AWS provides a tool called S3Select to search structured logs/info in S3. We built a Golang Cobra based cli tool, which is aware of the structure we have defined and allows us to search for logs in all possible ways, even with PII info even without saving.

In just 2 months, with 2 people we were able to build this stack and integrate to 100+ microservices and get rid of Cloudwatch. This not just saved us a lots of money on Cloudwatch side but also improved our capability to search to logs with a lot of context when issues happens.

By @hipadev23 - 7 months
6-paragraph text post can’t show due to a database connection. Come on guys.
By @gnabgib - 7 months
Server seems to be struggling? https://archive.is/mhm4u
By @akira2501 - 7 months
My habit lately has been to have a "request event" object that picks up context as it works it's way through the layers and then is fully saved to disk referenced by it's unique event number. In Go this is usually just a map. These logs are usually very large and get rotated into archive and deletion very quickly.

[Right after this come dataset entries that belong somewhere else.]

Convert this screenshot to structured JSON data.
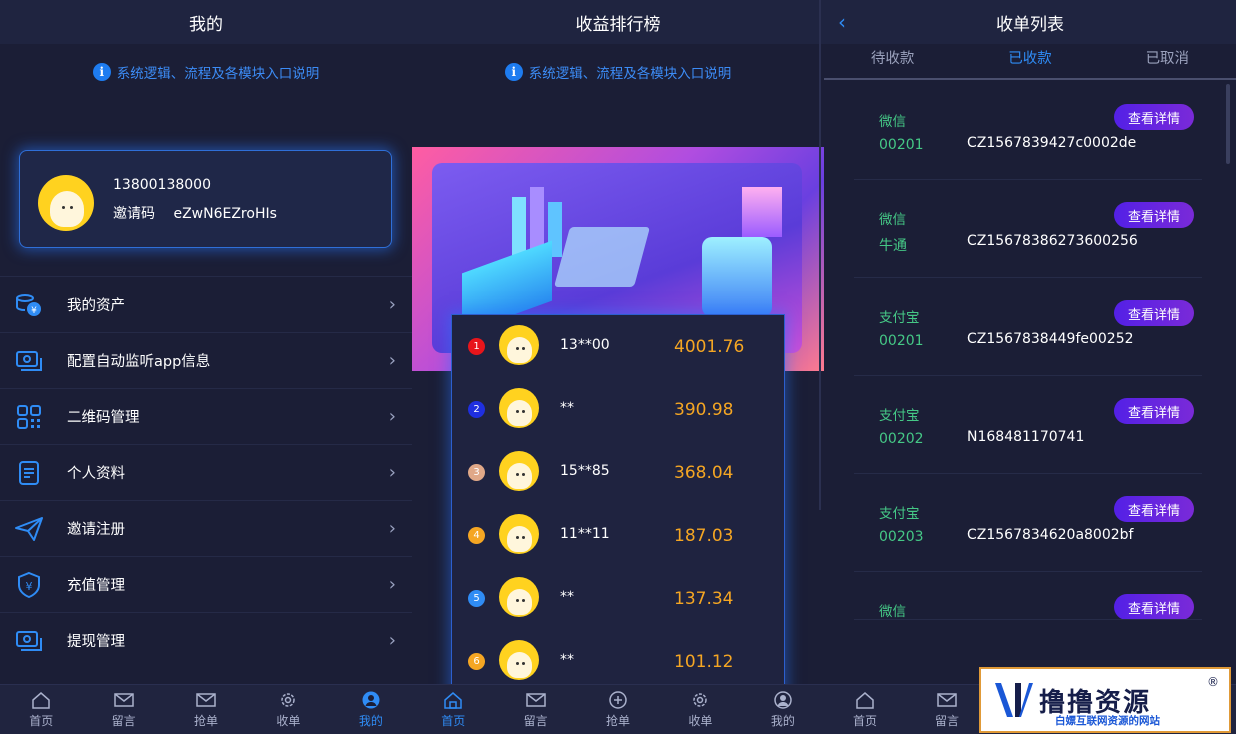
{
  "panel1": {
    "title": "我的",
    "notice": "系统逻辑、流程及各模块入口说明",
    "profile": {
      "phone": "13800138000",
      "invite_label": "邀请码",
      "invite_code": "eZwN6EZroHIs"
    },
    "menu": [
      {
        "label": "我的资产",
        "icon": "coins-icon"
      },
      {
        "label": "配置自动监听app信息",
        "icon": "cash-icon"
      },
      {
        "label": "二维码管理",
        "icon": "qrcode-icon"
      },
      {
        "label": "个人资料",
        "icon": "document-icon"
      },
      {
        "label": "邀请注册",
        "icon": "send-icon"
      },
      {
        "label": "充值管理",
        "icon": "yen-shield-icon"
      },
      {
        "label": "提现管理",
        "icon": "cash-icon"
      }
    ],
    "tabs": [
      {
        "label": "首页",
        "icon": "home-icon"
      },
      {
        "label": "留言",
        "icon": "mail-icon"
      },
      {
        "label": "抢单",
        "icon": "mail-icon"
      },
      {
        "label": "收单",
        "icon": "gear-icon"
      },
      {
        "label": "我的",
        "icon": "user-icon",
        "active": true
      }
    ]
  },
  "panel2": {
    "title": "收益排行榜",
    "notice": "系统逻辑、流程及各模块入口说明",
    "ranks": [
      {
        "rank": "1",
        "name": "13**00",
        "amount": "4001.76",
        "color": "#e8151b"
      },
      {
        "rank": "2",
        "name": "**",
        "amount": "390.98",
        "color": "#1f2fe0"
      },
      {
        "rank": "3",
        "name": "15**85",
        "amount": "368.04",
        "color": "#e0a888"
      },
      {
        "rank": "4",
        "name": "11**11",
        "amount": "187.03",
        "color": "#f5a623"
      },
      {
        "rank": "5",
        "name": "**",
        "amount": "137.34",
        "color": "#2f8cf5"
      },
      {
        "rank": "6",
        "name": "**",
        "amount": "101.12",
        "color": "#f5a623"
      }
    ],
    "tabs": [
      {
        "label": "首页",
        "icon": "home-icon",
        "active": true
      },
      {
        "label": "留言",
        "icon": "mail-icon"
      },
      {
        "label": "抢单",
        "icon": "plus-circle-icon"
      },
      {
        "label": "收单",
        "icon": "gear-icon"
      },
      {
        "label": "我的",
        "icon": "user-icon"
      }
    ]
  },
  "panel3": {
    "title": "收单列表",
    "subtabs": [
      "待收款",
      "已收款",
      "已取消"
    ],
    "active_subtab": "已收款",
    "button_label": "查看详情",
    "orders": [
      {
        "type": "微信",
        "id": "00201",
        "no": "CZ1567839427c0002de"
      },
      {
        "type": "微信",
        "id": "牛通",
        "no": "CZ15678386273600256"
      },
      {
        "type": "支付宝",
        "id": "00201",
        "no": "CZ1567838449fe00252"
      },
      {
        "type": "支付宝",
        "id": "00202",
        "no": "N168481170741"
      },
      {
        "type": "支付宝",
        "id": "00203",
        "no": "CZ1567834620a8002bf"
      },
      {
        "type": "微信",
        "id": "",
        "no": ""
      }
    ],
    "tabs": [
      {
        "label": "首页",
        "icon": "home-icon"
      },
      {
        "label": "留言",
        "icon": "mail-icon"
      }
    ]
  },
  "watermark": {
    "title": "撸撸资源",
    "subtitle": "白嫖互联网资源的网站",
    "reg": "®"
  }
}
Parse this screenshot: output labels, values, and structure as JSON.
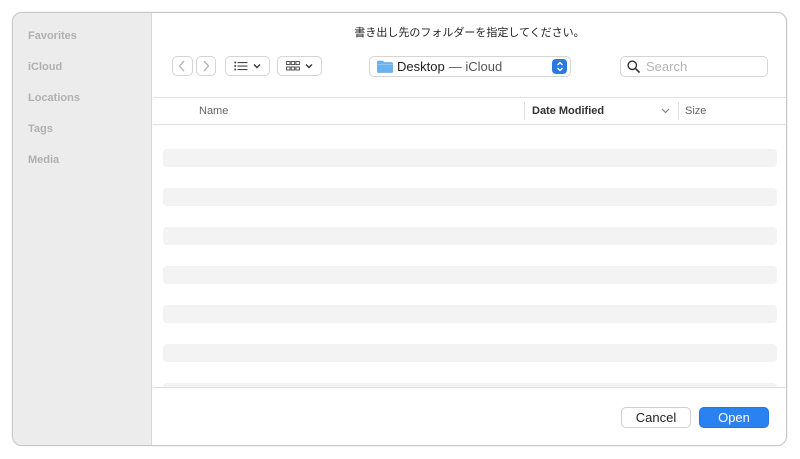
{
  "dialog": {
    "title": "書き出し先のフォルダーを指定してください。"
  },
  "sidebar": {
    "items": [
      {
        "label": "Favorites"
      },
      {
        "label": "iCloud"
      },
      {
        "label": "Locations"
      },
      {
        "label": "Tags"
      },
      {
        "label": "Media"
      }
    ]
  },
  "toolbar": {
    "back_icon": "chevron-left-icon",
    "forward_icon": "chevron-right-icon",
    "list_view_icon": "list-icon",
    "grid_view_icon": "grid-icon",
    "location": {
      "folder_icon": "folder-icon",
      "name": "Desktop",
      "sub": "— iCloud"
    },
    "search": {
      "placeholder": "Search",
      "value": ""
    }
  },
  "columns": {
    "name": "Name",
    "date_modified": "Date Modified",
    "size": "Size"
  },
  "footer": {
    "cancel_label": "Cancel",
    "open_label": "Open"
  },
  "colors": {
    "accent": "#2a82f0",
    "sidebar_bg": "#ececec",
    "placeholder_row": "#f3f3f3"
  }
}
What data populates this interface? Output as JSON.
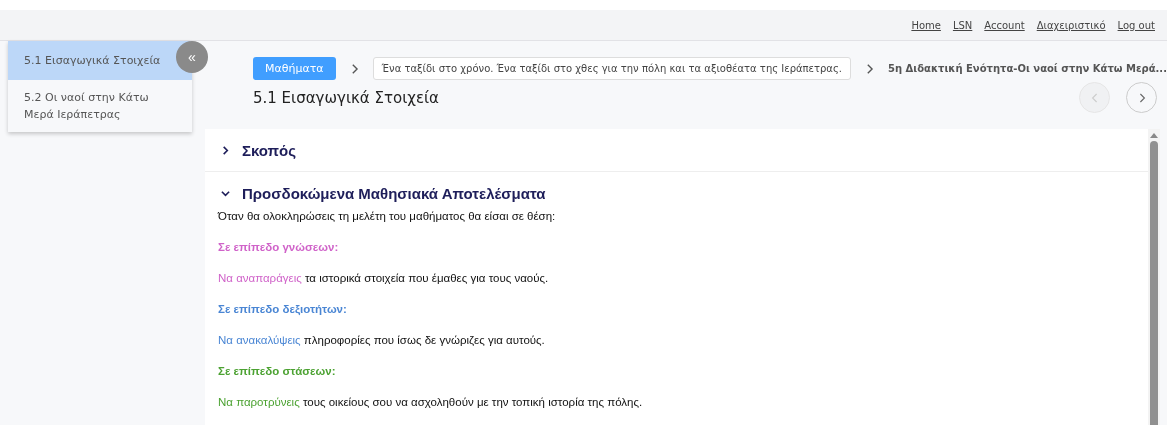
{
  "top_links": [
    "Home",
    "LSN",
    "Account",
    "Διαχειριστικό",
    "Log out"
  ],
  "sidebar": {
    "items": [
      {
        "label": "5.1 Εισαγωγικά Στοιχεία",
        "selected": true
      },
      {
        "label": "5.2 Οι ναοί στην Κάτω Μερά Ιεράπετρας",
        "selected": false
      }
    ],
    "collapse_icon": "«"
  },
  "breadcrumb": [
    {
      "kind": "button",
      "label": "Μαθήματα"
    },
    {
      "kind": "box",
      "label": "Ένα ταξίδι στο χρόνο. Ένα ταξίδι στο χθες για την πόλη και τα αξιοθέατα της Ιεράπετρας."
    },
    {
      "kind": "text",
      "label": "5η Διδακτική Ενότητα-Οι ναοί στην Κάτω Μερά..."
    }
  ],
  "page_title": "5.1 Εισαγωγικά Στοιχεία",
  "nav": {
    "previous": {
      "disabled": true
    },
    "next": {
      "disabled": false
    }
  },
  "sections": [
    {
      "title": "Σκοπός",
      "expanded": false
    },
    {
      "title": "Προσδοκώμενα Μαθησιακά Αποτελέσματα",
      "expanded": true,
      "content": [
        {
          "kind": "plain",
          "text": "Όταν θα ολοκληρώσεις τη μελέτη του μαθήματος θα είσαι σε θέση:"
        },
        {
          "kind": "heading",
          "text": "Σε επίπεδο γνώσεων:",
          "color": "#d063c9"
        },
        {
          "kind": "lead",
          "lead": "Να αναπαράγεις",
          "text": "τα ιστορικά στοιχεία που έμαθες για τους ναούς.",
          "color": "#d063c9"
        },
        {
          "kind": "heading",
          "text": "Σε επίπεδο δεξιοτήτων:",
          "color": "#4a86d4"
        },
        {
          "kind": "lead",
          "lead": "Να ανακαλύψεις",
          "text": "πληροφορίες που ίσως δε γνώριζες για αυτούς.",
          "color": "#4a86d4"
        },
        {
          "kind": "heading",
          "text": "Σε επίπεδο στάσεων:",
          "color": "#4ca232"
        },
        {
          "kind": "lead",
          "lead": "Να παροτρύνεις",
          "text": "τους οικείους σου να ασχοληθούν με την τοπική ιστορία της πόλης.",
          "color": "#4ca232"
        }
      ]
    }
  ]
}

Then in my standard error logs I always just include this event ID and an actual description of the error and it's context from the call site. These logs are usually very small and easy to analyze to spot the error and every log line includes the event ID that was being processed when it was generated.

By @foota - 7 months
I was just talking to some acquaintances the other day where I was asking them what they used for structured logging and they looked at me like "what's that" and I remembered people don't do it everywhere.
By @bob1029 - 7 months
I think SQLite is maybe the best option if you can get a bit clever around the scalability implications.

For instance, you could maintain an in-memory copy of the log DB schema for each http/logical request context and then conditionally back it up to disk if an exception occurs. The request trace SQLite db path could then be recorded in a metadata SQLite db that tracks exceptions. This gets you away from all clients serializing through the same WAL on the happy path and also minimizes disk IO.

By @jdwyah - 7 months
"A breakpoint for logging is usually scalability, because they are expensive to store and index."

I hope 2024 is the year where we realize that if we make the log levels dynamically update-able we can have our cake and eat it too. We feel stuck in a world where all logging is either useless bc it's off or on and expensive. All you need is a way to easily modify log level off without restarting and this gets a lot better.

By @telotortium - 7 months
One great thing about Go is its built-in structured logging package "log/slog" since Go 1.21. Not only can you output in multiple structured formats, but Go also widely uses its `context.Context` type to pass request-level information, so you can easily attach requestID, sessionID, etc.
By @langsoul-com - 7 months
Is there anyway to replay an error at the moment of a crash? I found just logs alone aren't that useful, it still takes eons to find out wtf happened.

Almost like a local breakpoint debugger on crash, but for prod.